Joan la Pucelle merits a choice phrase in Henry VI, Part 1: “By fair persuasions mixed with sugared words . . .” We might say “sweet talk,” candy-coating lies to seduce the credulous. The alternative is making lies sour and unpleasant, and that sometimes works too. Sweetness is probably preferable. Children have a sweet tooth.
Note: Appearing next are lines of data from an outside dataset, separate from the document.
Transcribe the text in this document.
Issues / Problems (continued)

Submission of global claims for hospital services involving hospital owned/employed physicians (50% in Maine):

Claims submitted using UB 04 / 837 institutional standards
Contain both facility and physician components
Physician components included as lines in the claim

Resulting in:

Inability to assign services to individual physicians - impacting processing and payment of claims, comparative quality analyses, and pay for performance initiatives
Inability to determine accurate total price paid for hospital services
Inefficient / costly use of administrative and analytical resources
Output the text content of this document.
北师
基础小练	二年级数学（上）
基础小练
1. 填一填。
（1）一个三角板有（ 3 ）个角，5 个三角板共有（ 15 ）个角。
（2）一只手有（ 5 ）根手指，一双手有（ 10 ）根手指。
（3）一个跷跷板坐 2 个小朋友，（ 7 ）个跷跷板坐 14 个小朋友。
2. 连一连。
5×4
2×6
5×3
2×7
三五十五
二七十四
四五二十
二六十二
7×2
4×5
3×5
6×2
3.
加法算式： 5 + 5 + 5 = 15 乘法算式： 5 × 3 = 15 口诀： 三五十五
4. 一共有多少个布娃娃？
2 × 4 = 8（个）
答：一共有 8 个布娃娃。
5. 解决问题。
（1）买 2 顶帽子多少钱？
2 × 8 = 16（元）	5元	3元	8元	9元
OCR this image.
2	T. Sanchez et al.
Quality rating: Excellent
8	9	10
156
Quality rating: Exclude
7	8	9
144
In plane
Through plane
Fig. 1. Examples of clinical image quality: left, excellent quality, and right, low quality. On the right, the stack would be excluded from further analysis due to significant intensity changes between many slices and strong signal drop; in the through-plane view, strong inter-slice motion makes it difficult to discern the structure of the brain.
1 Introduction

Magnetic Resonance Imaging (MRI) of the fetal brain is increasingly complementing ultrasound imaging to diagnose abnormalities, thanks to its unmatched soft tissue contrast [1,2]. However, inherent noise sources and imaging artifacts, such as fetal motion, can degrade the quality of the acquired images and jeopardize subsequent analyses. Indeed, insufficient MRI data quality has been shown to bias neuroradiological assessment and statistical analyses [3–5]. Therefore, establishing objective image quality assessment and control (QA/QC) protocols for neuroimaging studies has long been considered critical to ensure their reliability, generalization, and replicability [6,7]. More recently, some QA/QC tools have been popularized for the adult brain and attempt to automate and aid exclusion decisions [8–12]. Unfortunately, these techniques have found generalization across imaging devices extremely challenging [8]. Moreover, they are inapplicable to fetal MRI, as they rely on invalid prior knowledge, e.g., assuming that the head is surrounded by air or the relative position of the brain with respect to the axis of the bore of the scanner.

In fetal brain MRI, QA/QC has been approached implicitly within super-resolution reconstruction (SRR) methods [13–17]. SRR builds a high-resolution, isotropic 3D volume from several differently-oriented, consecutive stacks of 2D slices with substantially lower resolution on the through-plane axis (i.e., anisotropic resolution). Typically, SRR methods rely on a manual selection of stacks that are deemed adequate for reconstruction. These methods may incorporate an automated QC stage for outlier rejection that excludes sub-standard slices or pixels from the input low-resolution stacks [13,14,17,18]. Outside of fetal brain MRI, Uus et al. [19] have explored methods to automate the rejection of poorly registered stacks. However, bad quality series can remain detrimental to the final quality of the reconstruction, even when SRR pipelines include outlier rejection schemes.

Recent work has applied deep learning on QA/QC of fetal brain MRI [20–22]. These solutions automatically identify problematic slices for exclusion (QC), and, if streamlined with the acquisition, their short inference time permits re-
The adjective sugared (usually spelled sug’red) was a favorite of George Herbert, that wittiest of poets. In “Dullness” he pleads with God to “give me quickness, that I may with mirth / Praise thee brim-full!” But the poet is dull: “Where are my lines? my approaches? my views?” He is weak: “But I am lost in flesh, whose sug’red lies / Still mock me and grow bold.” Like Philip Larkin, Herbert is a master of unexpected yet memorably appropriate words, adjectives in particular. Here he is in the opening stanza of “The Rose”:

 

“Press me not to take more pleasure

                 In this world of sug’red lies,

And to use a larger measure

                 Then my strict, yet welcome size.”

 

Sugared here suggests not only fraudulent but full of temptation, an inducement to sin. In “The Glance” it takes on a more positive sense. When God first noticed the poet in his youth, “I felt a sug’red strange delight, / Passing all cordials made by any art, / Bedew, embalme, and overrunne my heart, / And take it in.” That’s Herbert’s use of sugared that gives this reader the most pleasure: “a sug’red strange delight.”

 

Herbert was born on this date, April 3, in 1593.